Aeroflot Superjet Crash: Rescuers Reached Aircraft In Time Limit

The response of emergency rescue crews to the Aeroflot crash last week has come under scrutiny, after the aircraft sat burning for two minutes before help arrived. However, the operators of the Moscow Sheremetyevo Airport say that responses were all within allocated time limits.

SSJ100
The Sukhoi Superjet caught on fire, killing 41. Photo: Aeroflot

Slow response of emergency teams

When we originally reported on the Aeroflot disaster, we noted that the video of the incoming plane showed no fire crew in attendance. Our reporter Tom Boon said,

“Given that the aircraft was squawking 7700 prior to landing, one would assume that the fire crew would already have been en route to respond in a ‘just in case’ capacity… the footage shows that at least 60 seconds after the aircraft came to a halt, the fire service was still not in attendance.”

We were not alone in our assessment of the situation, as numerous Russian officials have called for an investigation into why the emergency services were not waiting for the plane upon landing.

The Express reports that a passenger in the terminal also thought there was a delay in the response of emergency services. Eyewitness Vera Kochneva is quoted as saying:

“We were sitting at the airport when black smoke started coming from the runway. But there were no emergency personnel there. Technical staff were filming all with phones, there were no firefighters. About five minutes later, the show began. Equipment, firefighters got to work…

“The question is why did the emergency services not get the equipment in time knowing that the plane is landing in fire?”

Why indeed? But according to the airport, their response was in plenty of time.

How quickly did emergency services respond?

According to the airport operator, firefighters arrived at the burning plane within the regulatory standard, in fact a minute quicker than the minimum. Flight Global reports that emergency services arrived two minutes after the aircraft landed; the Russian regulations stand at three minutes.

In detail, the airport has said that two fire engines arrived within two minutes of the aircraft touching down. Around a minute later, four more rescue vehicles arrived. Altogether 26 rescuers attended the emergency, and it is reported that the fire was extinguished within 18 minutes.

Sukhoi Superjet 100
Airport officials say that the fire was extinguished within 18 minutes. Photo: Aeroflot

Additional reporting by Crime Russia suggests that the airport actually turned down an offer of an additional fire tender to attend the scene. According to a transcript of conversations, one fire engine was sent out to the plane, with the firefighters reporting:

“I observe thick black smoke and flames. Call for additional forces of the garrison and an ambulance,” 

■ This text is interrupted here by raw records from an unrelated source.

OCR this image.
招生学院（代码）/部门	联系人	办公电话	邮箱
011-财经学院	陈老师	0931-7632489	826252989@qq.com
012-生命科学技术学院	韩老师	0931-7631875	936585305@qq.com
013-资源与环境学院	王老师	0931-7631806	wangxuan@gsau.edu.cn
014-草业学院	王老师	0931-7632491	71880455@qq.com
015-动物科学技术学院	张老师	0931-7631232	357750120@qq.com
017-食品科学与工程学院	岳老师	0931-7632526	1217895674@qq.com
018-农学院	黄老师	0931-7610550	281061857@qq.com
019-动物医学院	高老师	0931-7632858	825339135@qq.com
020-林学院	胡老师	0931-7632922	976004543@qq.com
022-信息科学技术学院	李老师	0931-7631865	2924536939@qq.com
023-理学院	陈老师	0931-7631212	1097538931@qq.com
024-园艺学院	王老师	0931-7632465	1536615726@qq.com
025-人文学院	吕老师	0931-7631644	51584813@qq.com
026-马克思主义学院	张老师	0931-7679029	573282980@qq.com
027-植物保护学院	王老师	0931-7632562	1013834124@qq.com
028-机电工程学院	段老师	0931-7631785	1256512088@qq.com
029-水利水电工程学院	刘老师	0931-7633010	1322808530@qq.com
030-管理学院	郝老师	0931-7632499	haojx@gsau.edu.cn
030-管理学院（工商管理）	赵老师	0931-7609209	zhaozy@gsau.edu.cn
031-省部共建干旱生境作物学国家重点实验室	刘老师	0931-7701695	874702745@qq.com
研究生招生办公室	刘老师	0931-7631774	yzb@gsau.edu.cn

During further conversations, the question of sending additional vehicles was raised a further two times. However, the answer was that the team was not needed.

To observers, despite the rescue crews attending within the required time, it seems odd that they weren’t ready and waiting when they knew the aircraft was making an emergency landing. In other nations, having fire and ambulance crews at the end of the runway as a precaution is standard for any emergency landing.

Alexander Zhuravkov, head of the committee for emergency situations of Russian airport industry association Aeroport, told Reuters that,

“The question, though, is why the alert was raised after the landing, and not before, in a timely fashion, since there was an expected landing underway of an aircraft with an emergency situation on board,”

Both the airport and Aeroflot have declined to comment.

The aftermath of the crash

The Sukhoi Superjet 100 crashed in Moscow on Sunday 5th May. 73 passengers and five crew members were on board. 41 of them died, with speculation that passengers stopping to retrieve baggage could be added to the fatalities.

Aeroflot are trying to do the right thing, saying that families of the victims will receive compensation of $76,600 each. Russian news agency TASS reports that the airline has said:

“A sum of one million rubles ($15,320) will be paid to each of the SU1492 passengers who needed no hospitalizations. Two million rubles ($30,640) will be paid to each of those hospitalized after the May 5 accident. Families of those killed in the crash will receive five million rubles ($76,600) each,”

Russia has opened a criminal case regarding the flight and are investigating the cause of the accident in depth. Several theories exist, including pilot error, technical malfunctions and inclement weather conditions, but it’s likely to be many months before anyone gets any answers.